We observe that a lot of non benchmark code consists of dozens of functions which are hot enough that it makes sense to tier up to the LLVM JIT but the small amount it needs to JIT a single functions adds up and we spend a significant time JITing functions when starting applications. For example starting the pip (the package manager) takes currently about 2.3secs, from those we JIT 66 python functions which takes about 1.4secs. We noticed that from the 1.4secs JITing functions about 1.1secs are spend on optimizing and lowering the LLVM IR to machine code (instruction selection, register allocation, etc) and only a much smaller amount of time is spend generating the LLVM IR. We then thought that the best solution is to cache the generated machine code to disk in order to reuse it the next time we encounter the same function (e.g. on the next startup).
This approach is a little more complicated than just checking if the source code of a function hasn’t changed because we support type specializations, OSR frames and embed a lot of pointers inside the generated code (which will change). That’s why we choose (for now) to still generate the LLVM IR but after we generated it we will hash the IR and try to find a cached object file with the same hash. To overcome the problem that the generated code is not allowed to contain pointers to changing addresses I changed Pyston to emit IR which whenever it encounters a pointer address (e.g. a reference to non Python unicode string created by the parser) generates a symbolic name (like an external variable) and remembers the pointer value in a map.
Here comes the advantage of using the powerful LLVM project to JIT stuff – it contains a runtime linker which is able relocate the address of our JITed object code.

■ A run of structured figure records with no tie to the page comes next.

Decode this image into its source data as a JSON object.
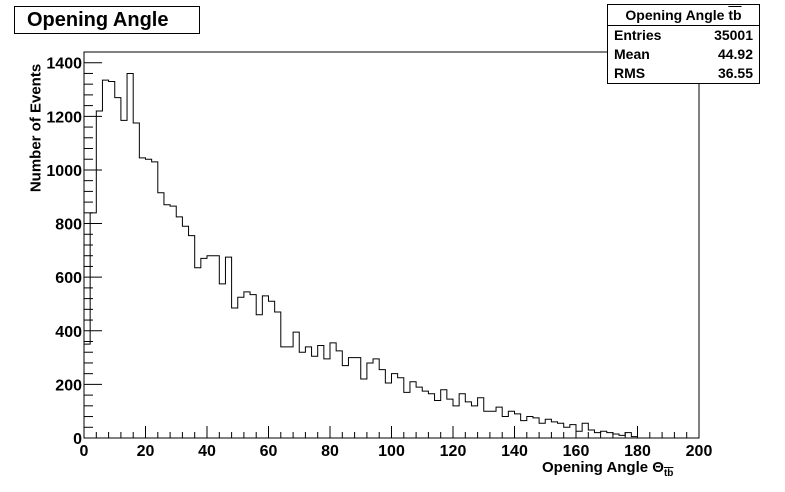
{
  "title": "Opening Angle",
  "stats": {
    "name_main": "Opening Angle ",
    "name_over": "tb",
    "rows": [
      {
        "label": "Entries",
        "value": "35001"
      },
      {
        "label": "Mean",
        "value": "44.92"
      },
      {
        "label": "RMS",
        "value": "36.55"
      }
    ]
  },
  "chart_data": {
    "type": "bar",
    "title": "Opening Angle",
    "xlabel_main": "Opening Angle Θ",
    "xlabel_sub": "tb",
    "ylabel": "Number of Events",
    "xlim": [
      0,
      200
    ],
    "ylim": [
      0,
      1440
    ],
    "bin_width": 2,
    "x_ticks": [
      0,
      20,
      40,
      60,
      80,
      100,
      120,
      140,
      160,
      180,
      200
    ],
    "y_ticks": [
      0,
      200,
      400,
      600,
      800,
      1000,
      1200,
      1400
    ],
    "values": [
      350,
      840,
      1220,
      1335,
      1330,
      1270,
      1185,
      1360,
      1175,
      1045,
      1040,
      1030,
      915,
      870,
      865,
      825,
      790,
      755,
      635,
      670,
      680,
      680,
      575,
      675,
      485,
      525,
      545,
      535,
      460,
      530,
      510,
      470,
      340,
      340,
      395,
      320,
      340,
      305,
      345,
      295,
      355,
      325,
      270,
      300,
      300,
      220,
      280,
      295,
      255,
      205,
      240,
      225,
      170,
      210,
      190,
      175,
      165,
      140,
      180,
      145,
      120,
      165,
      135,
      120,
      150,
      100,
      100,
      115,
      80,
      100,
      90,
      65,
      80,
      75,
      55,
      70,
      60,
      55,
      40,
      50,
      25,
      55,
      30,
      20,
      25,
      20,
      15,
      10,
      20,
      5,
      0,
      0,
      0,
      0,
      0,
      0,
      0,
      0,
      0,
      0
    ],
    "legend": "none",
    "grid": false
  }
}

This means when we load an object we will replace the symbolic names with the actual pointer values, which lets us reuse the same assembly on different runs with different memory layouts.
The result is that we cut the time to JIT the functions down to 350ms (was 1.4secs) of those merely 60ms are actually spend hashing the IR, decompressing and loading the object code and relocating the pointers (down from 1.1secs).
I think this is a good example of what quite significant performance enhancements can be made with a small amount of effort. There is a lot of room for improvements to this simple caching mechanism for example we could use it for a new ahead-of-time compile mode for important code (e.g the standard Python library) using a higher optimization level. While this change alone will not eliminate all of LLVMs higher JITing cost we are excited to implement additional features and performance optimizations inside Pyston.
If you are interested in more detailed performance statistics pass “-s” to Pyston’s command line and you will see much more output but you may have to look into the source code to see what every stat entry measures.